“Ediuska gave a guest lecture in my course on product development and regulatory requirements for medical devices. The students appreciated her real-world experience and she shared key learnings for students interested in pursuing careers in the medical device industry.”
Innovation, and Entrepreneurship, Columbia University
POPULAR TALK TOPICS:
What Happens When You Don’t Know What They Know
New entrepreneurs don’t know what questions to ask, or how to even begin navigating regulation and medical device product development. How do you vet a regulatory plan? How will you assess suppliers? How likely is it that your Quality Management System will result in an FDA violation? (Answer: extremely likely!) Learn the essentials of what it takes to navigate this process the right way, the first time.
Theranos: Hay Dios Mio!
The signs were there all along, if only someone was watching. This talk takes you through the infamous product development and investment catastrophe, and what entrepreneurs and investors can learn from everything that they did wrong in their design-product development process.
The Sexiest Medical Device Product Development Presentation Ever
Learn from the Masters: Case Study of the product development of the Pediatric Mandibular Distractor and how you can use it to improve your own process.
Indications for Use: The Heart Of Everything!
The indication for use is critical and needs to be well crafted as it dictates the device’s risk classification and therefore establishes all the regulatory requirements that you need to follow. Yet few entrepreneurs even know what it is. Learn what it takes to do this right.

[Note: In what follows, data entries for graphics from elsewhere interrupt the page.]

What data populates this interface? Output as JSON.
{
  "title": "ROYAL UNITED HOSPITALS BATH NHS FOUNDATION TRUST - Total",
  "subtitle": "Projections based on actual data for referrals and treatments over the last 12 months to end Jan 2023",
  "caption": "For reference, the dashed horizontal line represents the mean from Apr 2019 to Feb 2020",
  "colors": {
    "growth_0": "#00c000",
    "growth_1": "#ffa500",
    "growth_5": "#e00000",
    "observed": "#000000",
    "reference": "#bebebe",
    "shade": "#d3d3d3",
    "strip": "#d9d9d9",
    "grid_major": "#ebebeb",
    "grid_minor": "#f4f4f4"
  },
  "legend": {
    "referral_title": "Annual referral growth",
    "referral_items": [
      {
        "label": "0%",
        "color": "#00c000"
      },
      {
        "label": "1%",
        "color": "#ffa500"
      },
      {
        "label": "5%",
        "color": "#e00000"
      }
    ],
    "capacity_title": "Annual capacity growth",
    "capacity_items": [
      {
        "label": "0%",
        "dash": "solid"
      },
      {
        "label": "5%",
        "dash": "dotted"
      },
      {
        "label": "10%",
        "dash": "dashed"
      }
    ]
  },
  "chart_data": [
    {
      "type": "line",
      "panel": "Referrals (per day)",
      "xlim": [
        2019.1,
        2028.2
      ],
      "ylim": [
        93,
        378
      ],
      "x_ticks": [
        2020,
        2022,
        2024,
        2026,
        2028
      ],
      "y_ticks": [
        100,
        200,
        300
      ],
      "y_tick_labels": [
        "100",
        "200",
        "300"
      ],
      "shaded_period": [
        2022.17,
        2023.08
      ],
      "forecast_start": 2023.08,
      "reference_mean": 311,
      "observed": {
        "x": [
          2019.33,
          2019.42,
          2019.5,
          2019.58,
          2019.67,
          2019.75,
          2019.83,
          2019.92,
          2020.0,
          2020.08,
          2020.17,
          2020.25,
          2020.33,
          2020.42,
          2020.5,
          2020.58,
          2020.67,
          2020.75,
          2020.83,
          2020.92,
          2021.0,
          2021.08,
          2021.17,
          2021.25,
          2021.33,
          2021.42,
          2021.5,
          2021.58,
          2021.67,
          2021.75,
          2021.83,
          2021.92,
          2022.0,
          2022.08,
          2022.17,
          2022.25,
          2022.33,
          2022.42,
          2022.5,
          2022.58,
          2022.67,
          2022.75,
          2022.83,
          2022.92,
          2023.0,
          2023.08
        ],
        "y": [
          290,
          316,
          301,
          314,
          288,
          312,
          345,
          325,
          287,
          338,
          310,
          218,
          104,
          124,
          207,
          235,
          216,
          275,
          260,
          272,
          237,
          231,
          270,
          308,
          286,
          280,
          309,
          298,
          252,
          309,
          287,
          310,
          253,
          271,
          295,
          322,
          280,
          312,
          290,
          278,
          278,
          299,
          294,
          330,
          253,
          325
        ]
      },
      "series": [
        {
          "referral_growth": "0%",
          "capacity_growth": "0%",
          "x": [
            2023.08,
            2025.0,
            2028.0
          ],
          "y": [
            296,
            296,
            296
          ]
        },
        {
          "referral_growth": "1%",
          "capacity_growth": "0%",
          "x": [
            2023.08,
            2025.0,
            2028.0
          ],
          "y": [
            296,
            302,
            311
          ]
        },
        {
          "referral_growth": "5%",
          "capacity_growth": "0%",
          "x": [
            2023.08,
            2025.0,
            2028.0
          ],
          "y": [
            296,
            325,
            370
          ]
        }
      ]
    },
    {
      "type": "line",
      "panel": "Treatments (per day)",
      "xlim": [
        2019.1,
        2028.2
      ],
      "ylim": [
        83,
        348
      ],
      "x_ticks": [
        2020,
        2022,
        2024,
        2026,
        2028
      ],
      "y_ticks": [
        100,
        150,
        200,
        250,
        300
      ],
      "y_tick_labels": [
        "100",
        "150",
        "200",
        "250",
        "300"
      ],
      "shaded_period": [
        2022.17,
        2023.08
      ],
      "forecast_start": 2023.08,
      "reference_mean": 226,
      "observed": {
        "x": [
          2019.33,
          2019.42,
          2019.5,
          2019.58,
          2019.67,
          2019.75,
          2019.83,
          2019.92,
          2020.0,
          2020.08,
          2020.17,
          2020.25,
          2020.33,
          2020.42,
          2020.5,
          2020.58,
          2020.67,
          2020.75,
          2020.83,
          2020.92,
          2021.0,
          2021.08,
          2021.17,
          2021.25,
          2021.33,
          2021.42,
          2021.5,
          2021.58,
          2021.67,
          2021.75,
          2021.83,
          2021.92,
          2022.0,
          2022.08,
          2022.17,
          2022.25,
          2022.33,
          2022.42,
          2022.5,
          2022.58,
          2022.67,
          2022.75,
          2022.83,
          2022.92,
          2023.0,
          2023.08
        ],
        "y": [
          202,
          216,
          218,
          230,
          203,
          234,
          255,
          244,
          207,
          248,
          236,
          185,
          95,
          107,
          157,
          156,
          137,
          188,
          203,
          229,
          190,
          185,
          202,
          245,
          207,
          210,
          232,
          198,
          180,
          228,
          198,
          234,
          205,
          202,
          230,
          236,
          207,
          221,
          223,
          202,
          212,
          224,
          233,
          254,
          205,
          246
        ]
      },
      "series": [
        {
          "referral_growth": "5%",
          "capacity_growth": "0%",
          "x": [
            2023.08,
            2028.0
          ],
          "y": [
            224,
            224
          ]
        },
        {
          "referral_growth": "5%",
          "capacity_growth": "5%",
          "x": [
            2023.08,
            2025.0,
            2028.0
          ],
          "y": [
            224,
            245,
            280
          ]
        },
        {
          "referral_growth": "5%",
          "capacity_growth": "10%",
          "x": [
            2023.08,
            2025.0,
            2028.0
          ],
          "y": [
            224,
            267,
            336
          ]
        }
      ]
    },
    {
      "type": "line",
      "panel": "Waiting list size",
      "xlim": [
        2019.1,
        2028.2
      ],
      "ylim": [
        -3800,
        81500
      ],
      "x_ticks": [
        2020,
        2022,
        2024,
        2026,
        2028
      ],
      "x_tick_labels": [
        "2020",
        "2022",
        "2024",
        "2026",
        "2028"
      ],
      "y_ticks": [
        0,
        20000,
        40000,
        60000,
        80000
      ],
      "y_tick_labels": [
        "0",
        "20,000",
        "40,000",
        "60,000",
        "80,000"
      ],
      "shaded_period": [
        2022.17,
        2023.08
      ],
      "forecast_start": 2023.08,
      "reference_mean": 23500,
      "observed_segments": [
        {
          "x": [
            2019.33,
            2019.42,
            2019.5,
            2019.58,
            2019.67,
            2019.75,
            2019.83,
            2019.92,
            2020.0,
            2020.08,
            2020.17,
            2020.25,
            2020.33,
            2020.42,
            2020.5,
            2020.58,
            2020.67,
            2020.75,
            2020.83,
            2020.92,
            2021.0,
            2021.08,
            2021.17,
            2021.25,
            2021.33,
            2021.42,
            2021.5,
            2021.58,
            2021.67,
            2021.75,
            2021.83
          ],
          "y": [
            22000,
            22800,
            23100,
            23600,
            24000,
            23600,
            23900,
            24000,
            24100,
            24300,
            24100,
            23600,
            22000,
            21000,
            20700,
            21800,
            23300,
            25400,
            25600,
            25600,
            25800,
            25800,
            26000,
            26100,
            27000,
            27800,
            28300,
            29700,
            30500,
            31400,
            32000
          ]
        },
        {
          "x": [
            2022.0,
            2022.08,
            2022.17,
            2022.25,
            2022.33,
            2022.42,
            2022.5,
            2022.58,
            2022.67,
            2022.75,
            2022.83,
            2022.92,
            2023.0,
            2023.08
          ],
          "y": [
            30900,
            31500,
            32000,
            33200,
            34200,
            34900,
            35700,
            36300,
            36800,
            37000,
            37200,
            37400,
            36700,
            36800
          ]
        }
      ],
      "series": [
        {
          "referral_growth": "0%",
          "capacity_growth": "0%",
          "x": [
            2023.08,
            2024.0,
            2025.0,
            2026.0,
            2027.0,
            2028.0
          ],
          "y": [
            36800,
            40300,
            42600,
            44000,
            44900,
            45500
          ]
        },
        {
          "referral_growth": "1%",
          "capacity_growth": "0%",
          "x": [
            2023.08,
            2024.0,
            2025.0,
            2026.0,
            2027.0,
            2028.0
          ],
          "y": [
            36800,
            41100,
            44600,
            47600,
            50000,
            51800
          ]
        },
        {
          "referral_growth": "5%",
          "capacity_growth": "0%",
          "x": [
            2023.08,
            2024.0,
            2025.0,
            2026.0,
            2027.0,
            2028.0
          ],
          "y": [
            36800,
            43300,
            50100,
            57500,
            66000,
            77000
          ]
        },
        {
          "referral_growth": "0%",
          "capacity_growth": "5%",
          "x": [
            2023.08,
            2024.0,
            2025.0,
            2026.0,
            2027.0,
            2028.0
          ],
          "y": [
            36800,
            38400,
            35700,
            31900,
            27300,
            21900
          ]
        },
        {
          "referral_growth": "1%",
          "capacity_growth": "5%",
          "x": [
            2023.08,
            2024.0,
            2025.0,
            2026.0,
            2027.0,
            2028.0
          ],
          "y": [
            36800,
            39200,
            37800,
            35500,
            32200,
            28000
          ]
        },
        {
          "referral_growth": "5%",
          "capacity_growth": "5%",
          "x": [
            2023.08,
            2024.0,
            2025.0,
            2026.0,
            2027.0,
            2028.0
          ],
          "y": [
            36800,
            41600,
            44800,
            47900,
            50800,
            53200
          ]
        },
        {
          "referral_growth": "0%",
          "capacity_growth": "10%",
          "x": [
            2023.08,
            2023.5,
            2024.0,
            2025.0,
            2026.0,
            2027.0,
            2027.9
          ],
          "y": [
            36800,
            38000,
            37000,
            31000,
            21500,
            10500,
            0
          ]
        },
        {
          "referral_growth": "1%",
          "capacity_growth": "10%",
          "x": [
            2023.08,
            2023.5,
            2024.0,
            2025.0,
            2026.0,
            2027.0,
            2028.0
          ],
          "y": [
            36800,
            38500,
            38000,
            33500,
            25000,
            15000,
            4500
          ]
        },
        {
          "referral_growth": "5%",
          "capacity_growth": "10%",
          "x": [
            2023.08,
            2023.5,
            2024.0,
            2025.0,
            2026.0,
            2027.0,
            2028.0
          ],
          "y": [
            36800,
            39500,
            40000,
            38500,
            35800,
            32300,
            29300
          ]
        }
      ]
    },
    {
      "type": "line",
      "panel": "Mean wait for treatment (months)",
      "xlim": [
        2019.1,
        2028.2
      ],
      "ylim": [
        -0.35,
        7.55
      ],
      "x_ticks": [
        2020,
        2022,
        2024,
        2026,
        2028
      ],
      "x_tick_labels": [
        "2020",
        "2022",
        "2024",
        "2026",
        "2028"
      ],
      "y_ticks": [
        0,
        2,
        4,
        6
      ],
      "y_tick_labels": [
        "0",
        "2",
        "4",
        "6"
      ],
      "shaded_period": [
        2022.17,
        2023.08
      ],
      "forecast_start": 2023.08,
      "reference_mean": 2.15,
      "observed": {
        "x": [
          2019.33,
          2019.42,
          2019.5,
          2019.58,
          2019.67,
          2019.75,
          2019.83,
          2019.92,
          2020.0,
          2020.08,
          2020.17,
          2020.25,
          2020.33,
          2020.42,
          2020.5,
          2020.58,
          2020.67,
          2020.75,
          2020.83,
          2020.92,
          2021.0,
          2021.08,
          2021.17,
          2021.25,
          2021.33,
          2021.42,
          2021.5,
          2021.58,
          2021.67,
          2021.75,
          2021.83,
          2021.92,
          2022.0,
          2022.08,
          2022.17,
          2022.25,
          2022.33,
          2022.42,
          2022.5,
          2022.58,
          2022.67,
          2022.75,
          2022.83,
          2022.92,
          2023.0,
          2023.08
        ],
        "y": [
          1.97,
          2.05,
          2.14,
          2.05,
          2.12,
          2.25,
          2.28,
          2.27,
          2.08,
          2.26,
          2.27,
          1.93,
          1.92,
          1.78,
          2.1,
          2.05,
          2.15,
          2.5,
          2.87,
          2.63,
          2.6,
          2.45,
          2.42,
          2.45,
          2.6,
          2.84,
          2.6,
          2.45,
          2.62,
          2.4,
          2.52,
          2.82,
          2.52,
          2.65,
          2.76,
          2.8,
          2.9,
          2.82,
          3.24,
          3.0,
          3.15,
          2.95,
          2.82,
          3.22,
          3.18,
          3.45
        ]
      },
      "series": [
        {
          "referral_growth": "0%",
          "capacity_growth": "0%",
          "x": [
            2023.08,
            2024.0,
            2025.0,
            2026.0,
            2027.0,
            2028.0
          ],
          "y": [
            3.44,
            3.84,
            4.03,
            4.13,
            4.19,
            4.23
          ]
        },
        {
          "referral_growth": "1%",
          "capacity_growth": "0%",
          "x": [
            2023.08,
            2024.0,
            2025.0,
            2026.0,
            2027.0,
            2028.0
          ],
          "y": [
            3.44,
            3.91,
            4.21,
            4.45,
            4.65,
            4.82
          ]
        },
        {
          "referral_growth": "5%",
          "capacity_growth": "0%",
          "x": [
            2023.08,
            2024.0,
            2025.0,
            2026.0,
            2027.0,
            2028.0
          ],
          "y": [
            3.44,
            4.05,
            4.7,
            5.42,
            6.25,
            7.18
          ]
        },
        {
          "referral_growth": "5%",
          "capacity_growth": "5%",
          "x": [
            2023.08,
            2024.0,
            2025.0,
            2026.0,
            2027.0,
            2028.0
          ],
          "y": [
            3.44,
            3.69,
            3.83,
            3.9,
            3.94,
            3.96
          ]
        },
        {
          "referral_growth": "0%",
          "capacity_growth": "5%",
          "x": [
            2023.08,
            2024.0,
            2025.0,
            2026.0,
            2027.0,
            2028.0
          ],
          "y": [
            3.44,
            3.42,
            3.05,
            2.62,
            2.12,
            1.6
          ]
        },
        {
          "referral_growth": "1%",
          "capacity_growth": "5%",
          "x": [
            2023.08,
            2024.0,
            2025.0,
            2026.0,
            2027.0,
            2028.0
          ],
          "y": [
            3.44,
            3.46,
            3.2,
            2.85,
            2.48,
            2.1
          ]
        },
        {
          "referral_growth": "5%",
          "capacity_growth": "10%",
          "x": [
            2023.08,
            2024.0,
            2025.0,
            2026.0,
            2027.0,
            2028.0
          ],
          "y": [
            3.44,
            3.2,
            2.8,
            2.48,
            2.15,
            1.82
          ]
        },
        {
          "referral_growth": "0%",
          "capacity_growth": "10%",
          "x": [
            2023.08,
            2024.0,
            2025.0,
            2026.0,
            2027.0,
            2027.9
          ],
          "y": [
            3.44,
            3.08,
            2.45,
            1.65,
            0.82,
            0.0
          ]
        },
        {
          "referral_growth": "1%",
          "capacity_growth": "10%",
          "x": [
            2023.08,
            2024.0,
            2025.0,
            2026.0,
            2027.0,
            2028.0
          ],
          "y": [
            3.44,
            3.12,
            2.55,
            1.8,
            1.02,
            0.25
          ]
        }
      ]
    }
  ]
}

Keep Your V’s Straight If You Want FDA Approval: Verification vs. Validation*
People tend to get Verification and Validation (V&V) confused, especially if you are new. It is essential to have a strong V&V plan and execution as this is the information that will be submitted to FDA and evaluated for product approval. Gain clarity around these topics and what a strong V&V plan really takes.
Avoid The Recall: Design Specification & Risk Management*
75% of FDA recalls are due to design, in large part due to the confusion around user needs versus design inputs. This, plus an inadequate V&V, can not only lose you time and money, but can result in a business-crushing recall down the line. This talk breaks down the confusion and provides a roadmap to getting it right the first time.